My name is Paul, and I am a survivor. For ten years I have been locked inside this giant box. It has doors that I know the hairless meat sacks come in and out of, but when I try to use these portals to the outside world, my plans are thwarted. The times that I do manage to sprint out the front door one of those things comes running after me, screaming my name and scooping me up. I do plan to leave this prison, no matter what sacrifices I might have to make.
The meals are made of this dry tiny substance that has the texture of a pebble but tastes like I think a mouse covered in cheese and carrots might. Water is served up to me and the other prisoners here in a plastic container that I have on more than one occasion dumped off the table. The hairless monsters don’t typically take kindly to that.

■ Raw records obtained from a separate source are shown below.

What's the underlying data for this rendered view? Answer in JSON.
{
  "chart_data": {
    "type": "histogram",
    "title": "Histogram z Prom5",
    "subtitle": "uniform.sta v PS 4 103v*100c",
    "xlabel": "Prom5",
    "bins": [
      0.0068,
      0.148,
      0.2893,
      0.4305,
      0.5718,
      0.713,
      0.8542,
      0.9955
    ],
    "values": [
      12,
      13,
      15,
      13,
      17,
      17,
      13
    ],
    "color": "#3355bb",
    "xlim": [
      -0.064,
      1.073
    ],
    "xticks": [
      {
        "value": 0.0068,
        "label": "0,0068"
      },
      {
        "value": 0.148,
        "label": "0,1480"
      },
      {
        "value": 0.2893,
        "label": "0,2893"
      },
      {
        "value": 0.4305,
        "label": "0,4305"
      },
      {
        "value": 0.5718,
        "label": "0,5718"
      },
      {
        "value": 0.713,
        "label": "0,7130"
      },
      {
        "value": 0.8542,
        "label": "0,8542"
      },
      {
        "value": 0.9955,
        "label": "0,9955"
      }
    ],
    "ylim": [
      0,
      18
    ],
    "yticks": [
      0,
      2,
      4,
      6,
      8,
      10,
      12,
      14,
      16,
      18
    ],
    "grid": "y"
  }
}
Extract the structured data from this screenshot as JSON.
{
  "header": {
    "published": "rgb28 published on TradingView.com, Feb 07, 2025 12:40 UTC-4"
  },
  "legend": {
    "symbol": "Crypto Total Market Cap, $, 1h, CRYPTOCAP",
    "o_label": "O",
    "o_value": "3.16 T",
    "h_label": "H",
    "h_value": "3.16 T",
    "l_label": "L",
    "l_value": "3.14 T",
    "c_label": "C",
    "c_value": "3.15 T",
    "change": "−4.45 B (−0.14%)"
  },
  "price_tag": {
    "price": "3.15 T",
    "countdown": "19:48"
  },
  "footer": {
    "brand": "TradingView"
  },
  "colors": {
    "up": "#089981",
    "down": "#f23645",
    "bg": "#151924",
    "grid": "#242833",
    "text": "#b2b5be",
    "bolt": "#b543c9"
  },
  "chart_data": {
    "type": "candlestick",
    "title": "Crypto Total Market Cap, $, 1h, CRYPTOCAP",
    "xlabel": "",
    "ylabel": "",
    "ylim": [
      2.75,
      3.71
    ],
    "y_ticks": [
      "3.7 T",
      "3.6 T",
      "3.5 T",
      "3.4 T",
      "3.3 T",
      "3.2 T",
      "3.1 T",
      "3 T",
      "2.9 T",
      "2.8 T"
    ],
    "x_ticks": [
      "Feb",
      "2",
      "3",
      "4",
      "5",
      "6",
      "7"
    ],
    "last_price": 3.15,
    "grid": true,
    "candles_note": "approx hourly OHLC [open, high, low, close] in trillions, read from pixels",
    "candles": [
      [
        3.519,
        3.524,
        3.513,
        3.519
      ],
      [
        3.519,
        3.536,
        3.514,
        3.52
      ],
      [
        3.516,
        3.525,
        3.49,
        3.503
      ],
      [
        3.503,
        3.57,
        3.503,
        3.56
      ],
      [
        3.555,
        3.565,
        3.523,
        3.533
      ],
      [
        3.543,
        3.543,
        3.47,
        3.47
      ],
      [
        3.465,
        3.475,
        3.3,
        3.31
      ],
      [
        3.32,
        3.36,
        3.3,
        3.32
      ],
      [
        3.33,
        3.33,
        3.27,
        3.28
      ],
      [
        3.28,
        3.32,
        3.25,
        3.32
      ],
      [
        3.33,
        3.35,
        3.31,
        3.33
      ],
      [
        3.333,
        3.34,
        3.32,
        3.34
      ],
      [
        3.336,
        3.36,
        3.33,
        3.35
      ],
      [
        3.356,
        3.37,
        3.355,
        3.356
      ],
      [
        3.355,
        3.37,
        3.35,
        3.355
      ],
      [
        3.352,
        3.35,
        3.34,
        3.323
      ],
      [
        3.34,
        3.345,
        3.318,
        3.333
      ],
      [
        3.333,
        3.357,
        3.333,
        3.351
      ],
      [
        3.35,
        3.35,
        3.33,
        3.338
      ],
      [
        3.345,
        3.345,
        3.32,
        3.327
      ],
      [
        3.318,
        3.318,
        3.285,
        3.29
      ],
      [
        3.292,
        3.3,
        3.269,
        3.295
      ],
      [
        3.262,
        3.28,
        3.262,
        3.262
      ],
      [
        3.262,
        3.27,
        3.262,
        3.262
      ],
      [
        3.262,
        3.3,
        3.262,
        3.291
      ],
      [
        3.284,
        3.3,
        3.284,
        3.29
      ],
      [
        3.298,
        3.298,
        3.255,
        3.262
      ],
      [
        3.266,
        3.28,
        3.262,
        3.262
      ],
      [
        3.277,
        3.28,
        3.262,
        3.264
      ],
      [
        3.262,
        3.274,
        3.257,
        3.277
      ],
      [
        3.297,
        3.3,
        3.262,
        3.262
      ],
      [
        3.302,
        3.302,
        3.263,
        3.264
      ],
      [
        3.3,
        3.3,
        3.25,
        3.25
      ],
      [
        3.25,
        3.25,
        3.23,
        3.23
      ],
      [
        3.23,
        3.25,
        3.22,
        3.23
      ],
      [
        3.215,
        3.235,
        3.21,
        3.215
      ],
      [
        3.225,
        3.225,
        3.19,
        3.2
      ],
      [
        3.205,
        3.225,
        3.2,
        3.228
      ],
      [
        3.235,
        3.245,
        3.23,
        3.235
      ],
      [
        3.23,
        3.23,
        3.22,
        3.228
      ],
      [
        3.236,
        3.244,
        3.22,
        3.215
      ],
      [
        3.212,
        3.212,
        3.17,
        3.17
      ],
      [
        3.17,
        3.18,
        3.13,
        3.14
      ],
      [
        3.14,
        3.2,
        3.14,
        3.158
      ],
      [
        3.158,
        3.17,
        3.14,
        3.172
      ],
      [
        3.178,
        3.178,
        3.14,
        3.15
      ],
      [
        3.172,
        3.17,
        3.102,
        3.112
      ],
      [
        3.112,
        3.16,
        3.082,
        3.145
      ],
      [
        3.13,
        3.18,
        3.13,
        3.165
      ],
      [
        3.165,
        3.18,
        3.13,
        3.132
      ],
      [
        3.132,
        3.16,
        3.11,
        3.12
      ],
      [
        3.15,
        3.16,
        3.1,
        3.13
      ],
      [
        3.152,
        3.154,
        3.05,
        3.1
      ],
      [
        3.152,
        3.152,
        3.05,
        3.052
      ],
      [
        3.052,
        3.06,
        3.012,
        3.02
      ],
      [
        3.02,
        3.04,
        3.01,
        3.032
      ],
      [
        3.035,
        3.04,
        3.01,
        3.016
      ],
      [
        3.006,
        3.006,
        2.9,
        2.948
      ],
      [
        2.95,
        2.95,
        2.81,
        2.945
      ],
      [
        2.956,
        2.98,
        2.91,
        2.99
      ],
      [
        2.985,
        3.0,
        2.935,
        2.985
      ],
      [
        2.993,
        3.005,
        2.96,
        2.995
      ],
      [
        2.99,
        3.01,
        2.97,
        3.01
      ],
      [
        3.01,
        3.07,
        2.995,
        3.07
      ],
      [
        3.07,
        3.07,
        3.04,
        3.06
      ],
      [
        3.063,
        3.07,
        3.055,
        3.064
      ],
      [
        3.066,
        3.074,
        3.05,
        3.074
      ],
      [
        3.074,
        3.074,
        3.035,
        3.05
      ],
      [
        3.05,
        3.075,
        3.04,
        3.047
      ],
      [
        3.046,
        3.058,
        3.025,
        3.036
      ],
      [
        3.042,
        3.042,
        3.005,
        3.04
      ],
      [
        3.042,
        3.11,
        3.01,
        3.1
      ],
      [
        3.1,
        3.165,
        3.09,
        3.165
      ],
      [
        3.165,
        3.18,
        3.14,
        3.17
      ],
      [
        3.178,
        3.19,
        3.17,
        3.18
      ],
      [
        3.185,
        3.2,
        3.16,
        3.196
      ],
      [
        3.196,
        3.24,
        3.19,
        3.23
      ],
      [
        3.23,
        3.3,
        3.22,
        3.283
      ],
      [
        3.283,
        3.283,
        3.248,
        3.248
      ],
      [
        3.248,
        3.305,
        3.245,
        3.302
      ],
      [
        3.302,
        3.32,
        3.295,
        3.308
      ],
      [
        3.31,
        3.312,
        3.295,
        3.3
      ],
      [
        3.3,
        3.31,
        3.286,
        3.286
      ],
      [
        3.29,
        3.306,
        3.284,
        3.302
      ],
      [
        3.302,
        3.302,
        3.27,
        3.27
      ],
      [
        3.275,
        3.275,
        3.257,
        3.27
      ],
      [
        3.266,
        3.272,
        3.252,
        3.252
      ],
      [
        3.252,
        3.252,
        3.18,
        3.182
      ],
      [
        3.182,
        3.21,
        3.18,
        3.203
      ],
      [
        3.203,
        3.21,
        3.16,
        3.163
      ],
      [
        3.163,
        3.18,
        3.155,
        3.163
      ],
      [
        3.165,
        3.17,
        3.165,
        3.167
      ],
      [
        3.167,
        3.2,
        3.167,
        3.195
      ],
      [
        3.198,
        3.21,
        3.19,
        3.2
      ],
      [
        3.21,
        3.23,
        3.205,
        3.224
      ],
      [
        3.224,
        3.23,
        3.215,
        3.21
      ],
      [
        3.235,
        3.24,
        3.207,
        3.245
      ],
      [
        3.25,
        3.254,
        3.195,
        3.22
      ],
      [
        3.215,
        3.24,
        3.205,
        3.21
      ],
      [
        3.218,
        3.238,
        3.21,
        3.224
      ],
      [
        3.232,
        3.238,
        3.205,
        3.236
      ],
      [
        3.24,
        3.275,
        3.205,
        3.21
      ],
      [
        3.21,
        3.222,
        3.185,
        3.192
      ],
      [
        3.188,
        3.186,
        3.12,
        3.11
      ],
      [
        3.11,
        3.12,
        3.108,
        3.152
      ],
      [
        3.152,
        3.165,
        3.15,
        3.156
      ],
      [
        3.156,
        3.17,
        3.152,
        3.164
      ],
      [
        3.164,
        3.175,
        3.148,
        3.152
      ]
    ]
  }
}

Some days they’ll leave us all alone in the prison, locking all the doors behind them. They sometimes don’t return for hours, I fear every day for my life. Stomachs growl on a regular basis, but they don’t seem to hear or care. We yell at them daily, alerting them to the lack of pebbly deliciousness in our food bowls, and sometimes they feed us. Sometimes they tell us to ‘calm down, I just fed you’, and although that’s true, the giants just don’t understand how unfulfilling those pebbles are.
On the day I marked the one thousandth, eight hundred and fifth tally mark on the inside of the upstairs closet, Spot, my cohort, died. Of old age according to the dogs who sniffed his body thoroughly. He had become the prison’s first real victim.
Today I make what I hope will be my final, escape. I sit by the front door waiting for one of the giants to come home. When the doors finally open, I run. They shriek, nearly falling atop me, but I ignore it and look forward to the freedom calling my name. The street is like crossing a desert, my paws retracting at the heat it emits. But I don’t stop. The prisons on the other side all look different, I lower my head in condolences for those trapped inside.
I am a survivor. And a fugitive from the hairless meat sack-y giants.
Luckily for me, rats aren’t as fast as they’d like to be.